You are viewing a plain text version of this content. The canonical link for it is here.
Posted to users@jena.apache.org by Wolfgang Fahl <wf...@bitplan.com> on 2020/05/20 05:56:49 UTC

Apache Jena tdbloader performance and limits

Dear Apache Jena users,

Some 2 years ago Laura Morlaes and Dick Murray had an exchange on this
list on how to influence the performance of
tdbloader. The issue is currently of interest for me again in the
context of trying to load some 15 billion triples from a
copy of wikidata. At
http://wiki.bitplan.com/index.php/Get_your_own_copy_of_WikiData i have
documented what i am trying to accomplish
and a few days ago I placed a question on stackoverflow
https://stackoverflow.com/questions/61813248/jena-tdbloader2-performance-and-limits
with the following three questions:

*What is proven to speed up the import without investing into extra
hardware?*

e.g. splitting the files, changing VM arguments, running multiple
processes ...

*What explains the decreasing speed at higher numbers of triples and how
can this be avoided?*

*What sucessful multi-billion triple imports for Jena do you know of and
what are the circumstances for these?*

There were some 50 fews on the question so far and some comments but
there is no real hint yet on what could improve things.

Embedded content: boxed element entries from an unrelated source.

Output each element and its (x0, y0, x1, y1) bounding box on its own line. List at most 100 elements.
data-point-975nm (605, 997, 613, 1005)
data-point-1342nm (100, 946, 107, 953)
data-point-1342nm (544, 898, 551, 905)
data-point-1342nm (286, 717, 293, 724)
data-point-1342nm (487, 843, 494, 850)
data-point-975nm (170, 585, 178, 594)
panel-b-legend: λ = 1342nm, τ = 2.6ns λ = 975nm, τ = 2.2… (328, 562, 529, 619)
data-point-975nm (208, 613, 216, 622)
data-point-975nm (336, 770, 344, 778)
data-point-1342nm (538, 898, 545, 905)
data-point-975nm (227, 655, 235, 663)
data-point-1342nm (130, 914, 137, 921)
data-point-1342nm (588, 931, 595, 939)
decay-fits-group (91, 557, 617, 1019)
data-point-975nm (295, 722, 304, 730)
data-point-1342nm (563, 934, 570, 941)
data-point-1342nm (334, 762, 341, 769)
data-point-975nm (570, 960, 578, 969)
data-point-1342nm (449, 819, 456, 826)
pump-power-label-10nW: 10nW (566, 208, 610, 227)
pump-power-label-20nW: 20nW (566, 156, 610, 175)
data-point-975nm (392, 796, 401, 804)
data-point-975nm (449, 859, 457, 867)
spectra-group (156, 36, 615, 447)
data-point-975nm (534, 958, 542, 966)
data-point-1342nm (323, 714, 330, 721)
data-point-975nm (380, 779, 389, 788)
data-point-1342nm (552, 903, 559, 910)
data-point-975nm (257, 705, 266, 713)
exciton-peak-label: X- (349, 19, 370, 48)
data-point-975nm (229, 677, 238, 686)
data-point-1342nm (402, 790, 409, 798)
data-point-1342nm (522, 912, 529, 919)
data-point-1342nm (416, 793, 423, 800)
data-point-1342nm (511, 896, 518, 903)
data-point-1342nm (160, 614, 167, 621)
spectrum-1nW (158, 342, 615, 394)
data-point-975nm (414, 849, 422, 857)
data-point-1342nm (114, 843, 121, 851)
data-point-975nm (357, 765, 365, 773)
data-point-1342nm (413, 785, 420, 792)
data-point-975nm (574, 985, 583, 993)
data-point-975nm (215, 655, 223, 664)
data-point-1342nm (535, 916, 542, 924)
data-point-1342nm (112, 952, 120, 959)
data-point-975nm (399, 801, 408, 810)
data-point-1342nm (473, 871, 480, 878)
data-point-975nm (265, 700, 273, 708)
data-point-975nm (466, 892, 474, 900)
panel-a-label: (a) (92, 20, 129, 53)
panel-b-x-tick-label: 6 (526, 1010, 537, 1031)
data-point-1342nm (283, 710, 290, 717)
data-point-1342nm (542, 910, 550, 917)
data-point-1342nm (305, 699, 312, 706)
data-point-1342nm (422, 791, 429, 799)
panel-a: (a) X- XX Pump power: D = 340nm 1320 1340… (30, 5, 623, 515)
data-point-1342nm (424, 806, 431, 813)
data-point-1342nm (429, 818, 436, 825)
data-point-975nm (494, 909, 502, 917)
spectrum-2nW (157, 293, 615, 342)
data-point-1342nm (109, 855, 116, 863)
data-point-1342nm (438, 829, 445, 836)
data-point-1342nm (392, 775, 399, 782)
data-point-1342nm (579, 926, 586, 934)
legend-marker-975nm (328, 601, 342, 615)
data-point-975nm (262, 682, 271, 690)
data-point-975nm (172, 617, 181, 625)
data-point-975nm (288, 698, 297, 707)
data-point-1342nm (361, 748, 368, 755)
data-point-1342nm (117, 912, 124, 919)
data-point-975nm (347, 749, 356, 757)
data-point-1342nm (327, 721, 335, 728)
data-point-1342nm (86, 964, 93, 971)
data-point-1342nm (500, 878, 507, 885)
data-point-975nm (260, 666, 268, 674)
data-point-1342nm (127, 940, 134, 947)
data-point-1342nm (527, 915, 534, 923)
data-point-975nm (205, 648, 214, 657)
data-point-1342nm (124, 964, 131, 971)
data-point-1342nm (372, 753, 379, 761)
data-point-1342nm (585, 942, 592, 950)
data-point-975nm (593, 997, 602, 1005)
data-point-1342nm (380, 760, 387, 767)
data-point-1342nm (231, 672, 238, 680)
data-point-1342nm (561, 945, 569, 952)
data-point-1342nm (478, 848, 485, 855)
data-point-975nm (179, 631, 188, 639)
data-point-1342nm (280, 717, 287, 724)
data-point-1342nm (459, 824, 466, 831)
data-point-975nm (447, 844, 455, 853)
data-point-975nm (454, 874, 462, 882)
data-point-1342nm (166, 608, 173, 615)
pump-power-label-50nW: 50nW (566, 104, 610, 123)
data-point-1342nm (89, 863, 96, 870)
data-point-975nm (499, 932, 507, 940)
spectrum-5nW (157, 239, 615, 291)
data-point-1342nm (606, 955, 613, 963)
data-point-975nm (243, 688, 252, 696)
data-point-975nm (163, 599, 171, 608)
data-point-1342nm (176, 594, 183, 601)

Especially the Java VM crashes that happened with different Java
environments on the Mac OSX machine are disappointing since event with a
slow speed the import would have been finished after a  while but with a
crash its a never ending story.

I am curious to learn what your experience and advice is.

Yours

  Wolfgang
**

**

-- 


Wolfgang Fahl
Pater-Delp-Str. 1, D-47877 Willich Schiefbahn
Tel. +49 2154 811-480, Fax +49 2154 811-481
Web: http://www.bitplan.de


Re: Apache Jena tdbloader performance and limits

Posted by Dick Murray <da...@gmail.com>.
Laura had a very specific requirement to load the whole of WikiData which I
believe is ~100GB in bz2 format.

The split isn't too complex, the uncompressed file was run through the
sort, then uniq and then split. Split was run with both -b and -l, because
some lines are very long!

These files were then loaded into separate TDB's. I have a script somewhere
which will download the bz2 file, apply the above processing, then bulkload
each output into a TDB.

I no longer work for the company I created this solution for, they were
importing CAD drawings as RDF which produced billions of triples. That said
we regularly imported 25B triples...

I do however now have access to 128 core 2048GB servers so I may revisit
what can be achieved with the loading triples.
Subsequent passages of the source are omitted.